Programa detecta vírus que não existem no sistema para forçar a vítima a comprar a licença e obter a “solução”.

Uma nova versão do falso antivírus FakeXPA engana o usuário e simula a interface gráfica do AVG 2011. A descoberta foi feita pelo Centro de Proteção de Malwares da Microsoft nesta segunda-feira (31).

O programa fraudulento identifica códigos maliciosos que na realidade não existem no PC da vítima e em seguida cobra do usuário para poder “solucionar” o problema. A semelhança com o antivírus da AVG vai do logotipo às janelas do programa – semelhança que poderia render aos criadores do software processos por uso indevido da marca.
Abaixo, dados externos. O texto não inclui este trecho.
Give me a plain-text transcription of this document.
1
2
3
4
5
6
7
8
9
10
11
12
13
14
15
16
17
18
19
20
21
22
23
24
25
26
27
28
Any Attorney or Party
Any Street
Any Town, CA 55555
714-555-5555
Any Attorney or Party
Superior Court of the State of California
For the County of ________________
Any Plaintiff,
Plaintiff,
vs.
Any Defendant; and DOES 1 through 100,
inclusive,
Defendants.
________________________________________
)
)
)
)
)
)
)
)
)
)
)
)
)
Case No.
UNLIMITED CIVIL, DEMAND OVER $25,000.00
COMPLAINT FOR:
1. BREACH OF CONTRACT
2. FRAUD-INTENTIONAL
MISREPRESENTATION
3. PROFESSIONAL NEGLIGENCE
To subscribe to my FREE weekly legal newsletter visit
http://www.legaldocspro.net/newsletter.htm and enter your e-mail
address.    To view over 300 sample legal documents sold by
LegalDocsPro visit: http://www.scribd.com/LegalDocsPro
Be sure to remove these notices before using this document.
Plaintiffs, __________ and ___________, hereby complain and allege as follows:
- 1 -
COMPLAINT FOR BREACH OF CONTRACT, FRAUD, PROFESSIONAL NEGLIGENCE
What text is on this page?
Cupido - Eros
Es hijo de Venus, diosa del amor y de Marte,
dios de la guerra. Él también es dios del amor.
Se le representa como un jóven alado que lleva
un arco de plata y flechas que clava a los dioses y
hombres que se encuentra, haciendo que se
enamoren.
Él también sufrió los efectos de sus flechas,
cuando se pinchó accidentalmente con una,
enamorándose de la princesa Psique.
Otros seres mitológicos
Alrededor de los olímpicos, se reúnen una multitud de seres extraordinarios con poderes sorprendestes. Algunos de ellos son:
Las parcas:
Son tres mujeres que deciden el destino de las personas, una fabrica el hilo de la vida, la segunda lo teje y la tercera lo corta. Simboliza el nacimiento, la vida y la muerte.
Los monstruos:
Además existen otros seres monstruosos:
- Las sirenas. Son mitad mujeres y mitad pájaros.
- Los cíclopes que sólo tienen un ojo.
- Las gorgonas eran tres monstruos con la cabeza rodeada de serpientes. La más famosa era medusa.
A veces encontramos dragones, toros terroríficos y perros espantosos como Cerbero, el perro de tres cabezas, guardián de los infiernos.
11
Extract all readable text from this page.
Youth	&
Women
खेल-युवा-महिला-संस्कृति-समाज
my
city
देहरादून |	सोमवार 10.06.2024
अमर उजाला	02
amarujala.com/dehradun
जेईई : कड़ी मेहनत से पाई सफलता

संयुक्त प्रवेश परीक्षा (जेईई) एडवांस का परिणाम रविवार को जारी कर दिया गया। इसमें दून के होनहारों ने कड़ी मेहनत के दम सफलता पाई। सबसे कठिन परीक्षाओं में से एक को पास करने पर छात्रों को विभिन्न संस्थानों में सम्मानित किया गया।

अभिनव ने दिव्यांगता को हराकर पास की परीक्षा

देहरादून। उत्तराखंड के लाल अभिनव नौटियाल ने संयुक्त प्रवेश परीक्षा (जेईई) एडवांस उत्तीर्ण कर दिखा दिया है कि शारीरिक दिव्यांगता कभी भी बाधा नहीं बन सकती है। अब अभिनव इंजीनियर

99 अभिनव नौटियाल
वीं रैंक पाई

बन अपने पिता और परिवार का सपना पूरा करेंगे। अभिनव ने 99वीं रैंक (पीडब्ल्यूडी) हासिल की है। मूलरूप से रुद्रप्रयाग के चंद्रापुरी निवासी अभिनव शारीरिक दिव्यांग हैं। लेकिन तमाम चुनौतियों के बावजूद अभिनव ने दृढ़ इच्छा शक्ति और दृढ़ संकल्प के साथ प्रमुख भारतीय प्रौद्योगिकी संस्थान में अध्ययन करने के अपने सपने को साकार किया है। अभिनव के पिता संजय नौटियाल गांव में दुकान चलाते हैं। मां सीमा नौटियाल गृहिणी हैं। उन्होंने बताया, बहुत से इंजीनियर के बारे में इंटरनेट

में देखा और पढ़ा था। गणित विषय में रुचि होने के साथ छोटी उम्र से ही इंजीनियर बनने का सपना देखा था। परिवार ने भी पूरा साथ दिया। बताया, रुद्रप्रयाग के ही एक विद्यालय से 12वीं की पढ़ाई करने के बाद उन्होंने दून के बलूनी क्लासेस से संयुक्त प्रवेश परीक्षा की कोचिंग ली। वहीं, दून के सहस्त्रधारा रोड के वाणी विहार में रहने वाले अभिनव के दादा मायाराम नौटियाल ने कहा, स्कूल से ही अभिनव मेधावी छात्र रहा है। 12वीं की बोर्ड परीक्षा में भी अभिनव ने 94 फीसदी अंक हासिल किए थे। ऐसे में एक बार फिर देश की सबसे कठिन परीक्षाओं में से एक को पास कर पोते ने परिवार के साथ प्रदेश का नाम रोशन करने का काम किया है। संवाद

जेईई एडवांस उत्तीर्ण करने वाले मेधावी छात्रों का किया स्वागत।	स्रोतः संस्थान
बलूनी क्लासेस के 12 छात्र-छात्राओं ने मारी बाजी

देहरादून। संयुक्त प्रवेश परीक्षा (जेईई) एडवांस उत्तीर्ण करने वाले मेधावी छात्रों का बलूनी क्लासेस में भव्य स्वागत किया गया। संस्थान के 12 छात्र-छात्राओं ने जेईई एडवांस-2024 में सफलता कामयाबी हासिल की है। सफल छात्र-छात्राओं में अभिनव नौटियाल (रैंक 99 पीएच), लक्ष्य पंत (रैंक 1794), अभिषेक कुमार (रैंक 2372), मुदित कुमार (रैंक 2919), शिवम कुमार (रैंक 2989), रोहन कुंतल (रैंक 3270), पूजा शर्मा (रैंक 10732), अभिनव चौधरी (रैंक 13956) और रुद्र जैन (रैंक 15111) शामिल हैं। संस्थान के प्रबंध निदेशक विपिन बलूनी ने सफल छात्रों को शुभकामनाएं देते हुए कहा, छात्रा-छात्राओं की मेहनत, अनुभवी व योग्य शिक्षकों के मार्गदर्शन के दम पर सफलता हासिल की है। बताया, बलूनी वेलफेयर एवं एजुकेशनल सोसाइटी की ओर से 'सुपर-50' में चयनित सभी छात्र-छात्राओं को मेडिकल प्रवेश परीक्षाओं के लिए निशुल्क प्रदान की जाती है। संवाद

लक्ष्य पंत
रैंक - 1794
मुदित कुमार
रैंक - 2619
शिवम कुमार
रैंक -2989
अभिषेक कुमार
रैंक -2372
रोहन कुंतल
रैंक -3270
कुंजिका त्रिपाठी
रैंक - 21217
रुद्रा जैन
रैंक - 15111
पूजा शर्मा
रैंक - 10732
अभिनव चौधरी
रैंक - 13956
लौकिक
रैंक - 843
Segundo um estudo do Google apresentado em um seminário na Califórnia, os falsos antivírus representam 15% dos softwares maliciosos na web e são distribuidos por mais de 11 mil sites. Os programas oferecem licenças de uso por preços convidativos e até suporte on-line para enganar as vítimas. Um levantamento do FBI apontou que golpistas desse ramo faturaram 150 milhões de dólares em 2009.

Diferentes softwares fraudulentos são encontrados toda semana por especialistas, mas é a primeira vez que o golpe faz uso do logotipo de um programa legítimo.